Copper's long-term demand narrative is being reshaped by artificial intelligence infrastructure. Major cloud providers have announced combined capital expenditures exceeding $100 billion annually for data center expansion through 2026, with each facility requiring 3,000-8,000 tonnes of copper for power distribution, grounding, and cooling systems. Goldman Sachs Research estimates AI-related copper demand will reach 1.2 million tonnes by 2030, up from approximately 400,000 tonnes in 2025, representing a 200% increase over five years.

The structural demand story is reinforced by power grid investment. Global grid infrastructure spending is projected to exceed $600 billion annually by 2030, driven by renewable energy integration and grid modernization. Copper intensity per gigawatt of grid-connected renewable capacity is approximately 3-5 times higher than conventional generation, creating a durable demand floor that persists across economic cycles. Defense spending on electrification and munitions adds another 300,000-400,000 tonnes of annual demand by 2028.

Goldman Sachs Research forecasts the LME copper price in a range of $10,000-$11,000 per tonne for the remainder of 2026, as strong demand growth from grid and power infrastructure offsets tariff uncertainty. The bank's long-term forecast calls for $15,000 per tonne by 2035, above consensus expectations.
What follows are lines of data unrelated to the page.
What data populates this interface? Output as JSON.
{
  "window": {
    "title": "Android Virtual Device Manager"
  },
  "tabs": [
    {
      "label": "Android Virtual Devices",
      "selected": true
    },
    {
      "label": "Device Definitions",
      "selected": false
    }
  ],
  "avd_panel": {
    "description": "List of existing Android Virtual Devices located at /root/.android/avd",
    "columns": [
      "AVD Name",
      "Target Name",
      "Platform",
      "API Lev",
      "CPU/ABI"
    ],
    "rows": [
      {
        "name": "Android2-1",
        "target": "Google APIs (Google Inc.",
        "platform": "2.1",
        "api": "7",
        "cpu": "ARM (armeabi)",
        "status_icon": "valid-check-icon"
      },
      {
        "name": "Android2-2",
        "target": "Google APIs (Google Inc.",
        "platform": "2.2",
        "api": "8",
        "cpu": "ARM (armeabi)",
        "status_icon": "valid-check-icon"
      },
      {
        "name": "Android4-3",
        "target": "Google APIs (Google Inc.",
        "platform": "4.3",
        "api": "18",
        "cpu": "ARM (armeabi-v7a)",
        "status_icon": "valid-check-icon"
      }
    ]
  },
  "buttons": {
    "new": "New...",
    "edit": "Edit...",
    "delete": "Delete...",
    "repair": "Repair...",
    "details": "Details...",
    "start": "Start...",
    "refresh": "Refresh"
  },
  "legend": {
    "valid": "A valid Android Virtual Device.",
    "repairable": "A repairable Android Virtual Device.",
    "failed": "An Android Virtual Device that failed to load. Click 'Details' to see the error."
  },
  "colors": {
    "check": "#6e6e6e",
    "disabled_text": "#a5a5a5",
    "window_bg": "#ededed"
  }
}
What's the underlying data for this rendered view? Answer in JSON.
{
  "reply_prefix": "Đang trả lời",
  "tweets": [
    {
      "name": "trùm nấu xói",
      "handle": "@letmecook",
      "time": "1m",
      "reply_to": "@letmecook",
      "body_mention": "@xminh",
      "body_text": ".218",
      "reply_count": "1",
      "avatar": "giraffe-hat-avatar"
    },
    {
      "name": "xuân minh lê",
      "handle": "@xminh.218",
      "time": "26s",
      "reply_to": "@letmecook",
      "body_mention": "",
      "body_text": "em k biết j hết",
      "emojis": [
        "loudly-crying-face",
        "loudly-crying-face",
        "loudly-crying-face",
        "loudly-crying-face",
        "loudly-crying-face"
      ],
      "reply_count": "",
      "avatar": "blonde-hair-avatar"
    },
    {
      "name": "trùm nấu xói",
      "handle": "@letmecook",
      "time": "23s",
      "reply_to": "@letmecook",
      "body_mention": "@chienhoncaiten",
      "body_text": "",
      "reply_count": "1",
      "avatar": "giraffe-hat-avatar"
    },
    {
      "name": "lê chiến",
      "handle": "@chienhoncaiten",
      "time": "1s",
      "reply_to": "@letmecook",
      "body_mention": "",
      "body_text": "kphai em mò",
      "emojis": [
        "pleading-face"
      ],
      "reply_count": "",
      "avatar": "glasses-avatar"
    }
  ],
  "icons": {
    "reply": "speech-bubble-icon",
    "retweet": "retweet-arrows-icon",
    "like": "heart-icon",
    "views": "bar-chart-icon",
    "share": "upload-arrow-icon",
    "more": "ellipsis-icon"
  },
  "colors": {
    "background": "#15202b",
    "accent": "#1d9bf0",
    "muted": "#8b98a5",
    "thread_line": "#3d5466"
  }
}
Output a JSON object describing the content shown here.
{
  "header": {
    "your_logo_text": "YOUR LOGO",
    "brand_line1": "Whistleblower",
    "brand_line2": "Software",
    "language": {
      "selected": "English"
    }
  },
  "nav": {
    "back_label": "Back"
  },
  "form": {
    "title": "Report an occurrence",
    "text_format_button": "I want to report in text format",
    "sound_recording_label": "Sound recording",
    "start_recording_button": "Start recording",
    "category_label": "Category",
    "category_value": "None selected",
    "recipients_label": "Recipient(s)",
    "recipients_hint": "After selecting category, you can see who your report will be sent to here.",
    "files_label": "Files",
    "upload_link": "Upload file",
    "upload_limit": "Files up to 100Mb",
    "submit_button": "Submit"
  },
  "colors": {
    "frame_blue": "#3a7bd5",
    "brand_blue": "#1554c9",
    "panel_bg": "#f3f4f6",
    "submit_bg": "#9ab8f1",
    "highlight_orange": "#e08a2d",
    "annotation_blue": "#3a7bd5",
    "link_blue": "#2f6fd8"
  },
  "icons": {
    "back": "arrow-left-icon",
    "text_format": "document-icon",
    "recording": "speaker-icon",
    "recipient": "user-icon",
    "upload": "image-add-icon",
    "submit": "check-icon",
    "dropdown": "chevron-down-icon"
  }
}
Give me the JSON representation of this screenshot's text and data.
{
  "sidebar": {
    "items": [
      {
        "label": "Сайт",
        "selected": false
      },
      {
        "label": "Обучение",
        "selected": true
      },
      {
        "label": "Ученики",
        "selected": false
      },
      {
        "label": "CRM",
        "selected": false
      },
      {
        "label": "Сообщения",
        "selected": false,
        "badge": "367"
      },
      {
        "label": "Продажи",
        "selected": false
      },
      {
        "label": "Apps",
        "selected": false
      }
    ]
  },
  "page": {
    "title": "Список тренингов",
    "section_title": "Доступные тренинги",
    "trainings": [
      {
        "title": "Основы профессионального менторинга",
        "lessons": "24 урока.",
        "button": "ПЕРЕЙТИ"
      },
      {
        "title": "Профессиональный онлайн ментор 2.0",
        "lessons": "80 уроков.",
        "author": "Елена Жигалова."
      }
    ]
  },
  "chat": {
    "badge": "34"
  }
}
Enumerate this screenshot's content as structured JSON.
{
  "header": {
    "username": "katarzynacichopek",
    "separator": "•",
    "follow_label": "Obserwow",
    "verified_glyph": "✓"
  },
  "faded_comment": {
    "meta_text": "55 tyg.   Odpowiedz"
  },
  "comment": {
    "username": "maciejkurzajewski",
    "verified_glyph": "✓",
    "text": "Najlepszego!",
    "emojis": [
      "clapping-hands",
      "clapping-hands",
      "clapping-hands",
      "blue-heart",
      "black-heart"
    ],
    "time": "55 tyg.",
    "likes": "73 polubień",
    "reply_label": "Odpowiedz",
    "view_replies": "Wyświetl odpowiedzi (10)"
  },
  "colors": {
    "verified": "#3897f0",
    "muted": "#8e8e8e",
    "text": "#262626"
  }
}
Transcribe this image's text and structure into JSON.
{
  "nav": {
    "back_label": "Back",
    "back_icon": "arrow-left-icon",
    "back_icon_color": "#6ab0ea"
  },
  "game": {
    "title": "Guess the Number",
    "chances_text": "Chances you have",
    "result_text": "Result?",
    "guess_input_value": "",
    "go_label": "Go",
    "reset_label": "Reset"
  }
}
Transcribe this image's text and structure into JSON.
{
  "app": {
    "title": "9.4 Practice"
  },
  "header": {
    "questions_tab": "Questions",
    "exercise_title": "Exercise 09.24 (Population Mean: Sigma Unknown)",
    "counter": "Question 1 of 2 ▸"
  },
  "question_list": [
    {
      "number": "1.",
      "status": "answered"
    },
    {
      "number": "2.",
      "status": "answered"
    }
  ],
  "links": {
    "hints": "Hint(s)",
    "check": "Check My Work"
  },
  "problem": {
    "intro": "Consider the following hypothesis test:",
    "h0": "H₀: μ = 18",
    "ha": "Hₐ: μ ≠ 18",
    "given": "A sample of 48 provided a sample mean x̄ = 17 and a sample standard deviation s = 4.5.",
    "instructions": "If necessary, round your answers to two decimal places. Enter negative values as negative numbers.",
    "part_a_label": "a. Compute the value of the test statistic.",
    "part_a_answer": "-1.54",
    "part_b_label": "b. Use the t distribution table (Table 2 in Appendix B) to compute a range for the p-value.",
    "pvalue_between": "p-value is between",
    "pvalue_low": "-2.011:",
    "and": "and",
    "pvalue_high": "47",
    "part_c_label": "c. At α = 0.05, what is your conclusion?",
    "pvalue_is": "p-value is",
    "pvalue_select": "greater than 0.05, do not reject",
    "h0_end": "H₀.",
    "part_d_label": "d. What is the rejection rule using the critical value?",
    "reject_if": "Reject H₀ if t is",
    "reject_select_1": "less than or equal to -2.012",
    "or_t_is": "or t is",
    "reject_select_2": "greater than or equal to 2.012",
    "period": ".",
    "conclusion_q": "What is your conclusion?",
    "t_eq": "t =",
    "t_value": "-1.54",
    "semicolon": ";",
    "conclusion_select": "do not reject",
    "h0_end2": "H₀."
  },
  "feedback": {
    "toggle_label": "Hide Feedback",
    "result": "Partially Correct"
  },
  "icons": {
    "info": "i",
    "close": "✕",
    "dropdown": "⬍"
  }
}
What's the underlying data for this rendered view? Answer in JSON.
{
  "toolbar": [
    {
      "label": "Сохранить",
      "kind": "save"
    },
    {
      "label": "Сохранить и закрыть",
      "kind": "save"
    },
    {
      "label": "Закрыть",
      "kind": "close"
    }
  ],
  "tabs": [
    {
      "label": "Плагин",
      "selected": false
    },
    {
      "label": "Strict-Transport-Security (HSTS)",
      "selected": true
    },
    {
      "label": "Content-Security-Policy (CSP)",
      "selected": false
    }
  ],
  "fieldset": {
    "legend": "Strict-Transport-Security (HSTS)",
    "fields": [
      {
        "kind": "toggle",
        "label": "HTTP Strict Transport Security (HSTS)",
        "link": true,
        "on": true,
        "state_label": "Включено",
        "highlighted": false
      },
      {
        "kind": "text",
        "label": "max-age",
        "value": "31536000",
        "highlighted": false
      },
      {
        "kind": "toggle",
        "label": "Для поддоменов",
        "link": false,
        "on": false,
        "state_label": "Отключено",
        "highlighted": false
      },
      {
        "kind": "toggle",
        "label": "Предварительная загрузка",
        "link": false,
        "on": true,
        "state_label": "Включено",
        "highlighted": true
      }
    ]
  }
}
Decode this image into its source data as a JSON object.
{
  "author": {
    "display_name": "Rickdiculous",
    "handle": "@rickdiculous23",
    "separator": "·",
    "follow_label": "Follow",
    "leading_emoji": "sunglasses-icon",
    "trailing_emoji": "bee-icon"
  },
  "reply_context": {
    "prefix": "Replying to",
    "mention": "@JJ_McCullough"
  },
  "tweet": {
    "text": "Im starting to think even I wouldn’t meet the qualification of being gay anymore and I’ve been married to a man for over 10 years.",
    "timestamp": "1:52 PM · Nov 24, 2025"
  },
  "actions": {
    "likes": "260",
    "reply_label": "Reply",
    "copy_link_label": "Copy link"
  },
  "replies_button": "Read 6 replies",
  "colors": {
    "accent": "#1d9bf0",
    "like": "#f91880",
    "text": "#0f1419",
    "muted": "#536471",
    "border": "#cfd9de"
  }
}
JP Morgan projects a 2026 average of $12,075 per tonne, with potential upside to $12,500/t in Q2. Bank of America has raised its 2026 forecast to approximately $11,313 per tonne, citing mine disruptions and historically low exchange inventories.

What this means for buyers

Long-term contracts should incorporate price escalation clauses tied to LME, as the structural demand outlook supports elevated pricing. Evaluate fixed-price agreements for H2 2026 while forecasts remain in the $10,000-12,000/t range. The AI-driven demand inflection starting in 2027 will create sustained upward pressure.